The Court of Appeals has many interesting criminal cases on its January calendar (you can read the case summaries for all of the January arguments here. Only one--People v DaCosta comes out of the Fourth Department. The defendant in DaCosta was convicted of manslaughter in the second degree for recklessly causing the death of a Buffalo city police officer. Essentially, the officer was killed while pursuing defendant in a footchase across a busy expressway--according to the summary, the officer "chased after DaCosta, who was running alongside the six-lane Kensington Expressway. DaCosta crossed the expressway, vaulting over a six-foot chain link fence in the median. Officer McClellan followed him safely across the three outbound lanes of the expressway, but when the officer tried to get over the median fence, he fell into the inbound lanes and was struck and killed by a morning commuter." The Fourth Department affirmed the conviction, finding that DaCosta's conduct was reckless and "set in motion and legally caused the death of the officer." The issue for the Court of Appeals is whether DaCosta's conviction for reckless manslaughter was supported by legally sufficient evidence. DeCosta argues that the so-called "triggering cause" of the officer's death--i.e. jumping off of an unstable six-foot high fence--was neither foreseen nor foreseeable. The People argue that the ultimate harm--i.e. the office getting hit by a car--was a completely forseeable outcome of DaCosta's flight and his choice "of a dangerous route believing or hoping that it was likely to either stop or slow the pursuit."
I think DaCosta has a tough argument to make here--it sounds like this is a case primarily about proximate cause. There does not seem to be any question that DaCosta engaged in the necessary risk creation--he knew he was being chased by police, and he deliberately ran across a busy expressway in order to avoid capture. That conduct almost certainly creates a substantial risk of death to those officers chasing him, and DaCosta disregarded that risk by continuing to flee thru traffic. The real question is whether that recklessness was the legal cause of the officer's death. It has admittedly been awhile since 1L torts class, but my understanding is that the precise manner of death does not have to be foreseen--it is enough that the outcome itself is foreseeable. In this case, the risk created by DaCosta's conduct is that an officer would get hit by a car and die, and that is precisely what happened. There is no disconnect between the risk created and the outcome.
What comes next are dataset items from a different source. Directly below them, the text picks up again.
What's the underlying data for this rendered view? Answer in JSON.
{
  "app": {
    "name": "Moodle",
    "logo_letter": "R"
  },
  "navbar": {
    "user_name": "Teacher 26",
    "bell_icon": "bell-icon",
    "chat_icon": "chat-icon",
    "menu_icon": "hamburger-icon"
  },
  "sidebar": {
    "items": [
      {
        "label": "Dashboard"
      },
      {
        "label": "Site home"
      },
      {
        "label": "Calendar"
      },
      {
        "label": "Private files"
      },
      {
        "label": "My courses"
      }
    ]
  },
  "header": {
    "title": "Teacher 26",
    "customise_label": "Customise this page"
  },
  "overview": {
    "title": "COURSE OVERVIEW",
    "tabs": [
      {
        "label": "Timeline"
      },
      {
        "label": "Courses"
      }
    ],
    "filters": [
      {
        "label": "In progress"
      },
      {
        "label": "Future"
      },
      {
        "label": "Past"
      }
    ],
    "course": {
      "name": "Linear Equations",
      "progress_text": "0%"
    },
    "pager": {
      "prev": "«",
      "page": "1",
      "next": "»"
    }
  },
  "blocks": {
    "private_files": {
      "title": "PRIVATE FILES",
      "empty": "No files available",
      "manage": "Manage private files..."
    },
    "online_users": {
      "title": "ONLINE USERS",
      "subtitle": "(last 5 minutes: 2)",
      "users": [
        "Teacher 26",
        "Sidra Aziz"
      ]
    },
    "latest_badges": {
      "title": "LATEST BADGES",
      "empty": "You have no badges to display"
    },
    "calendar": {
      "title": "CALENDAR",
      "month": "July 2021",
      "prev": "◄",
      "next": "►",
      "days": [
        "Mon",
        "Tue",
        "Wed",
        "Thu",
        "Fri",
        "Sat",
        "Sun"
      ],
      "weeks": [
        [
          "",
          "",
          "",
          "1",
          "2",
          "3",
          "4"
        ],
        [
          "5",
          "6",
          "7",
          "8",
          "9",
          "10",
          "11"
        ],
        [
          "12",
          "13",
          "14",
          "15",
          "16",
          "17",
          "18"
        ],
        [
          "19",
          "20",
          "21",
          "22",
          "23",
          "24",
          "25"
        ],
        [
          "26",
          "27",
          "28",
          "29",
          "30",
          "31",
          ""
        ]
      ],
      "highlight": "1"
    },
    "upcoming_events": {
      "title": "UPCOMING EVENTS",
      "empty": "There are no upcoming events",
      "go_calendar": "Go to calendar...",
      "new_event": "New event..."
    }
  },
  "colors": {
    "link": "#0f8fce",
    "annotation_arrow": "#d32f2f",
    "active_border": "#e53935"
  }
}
Add to that the procedural hole DaCosta starts in--since he is making a legal sufficiency argument, the evidence will be viewed in a light most favorable to the People--and DaCosta would seem to have an uphill battle ahead of him. That said, it will be interesting to see how the Court comes out on this one.
The other case being argued before the Appeals in January that caught my interest is People v Burns. The question in Burns is whether a validly executed waiver of right to appeal precludes an appellant from arguing that his sentence was harsh and excessive before the Appellate Division. The appellants are arguing that "the waiver does not divest the Appellate Division of its constitutional power to reduce a 'rare' or 'extraordinary' or 'grossly excessive' sentence in the interest of justice." Not a terribly sexy issue, but it is one of enormous practical significance for everyday appellate practitioners (especially assigned counsel). Often, the only viable issue on a plea appeal is that a sentence is harsh and excessive, and as it stands the Appellate Divisions are refusing to entertain a harsh and excessive argument if defendant executed a valid waiver of right to appeal.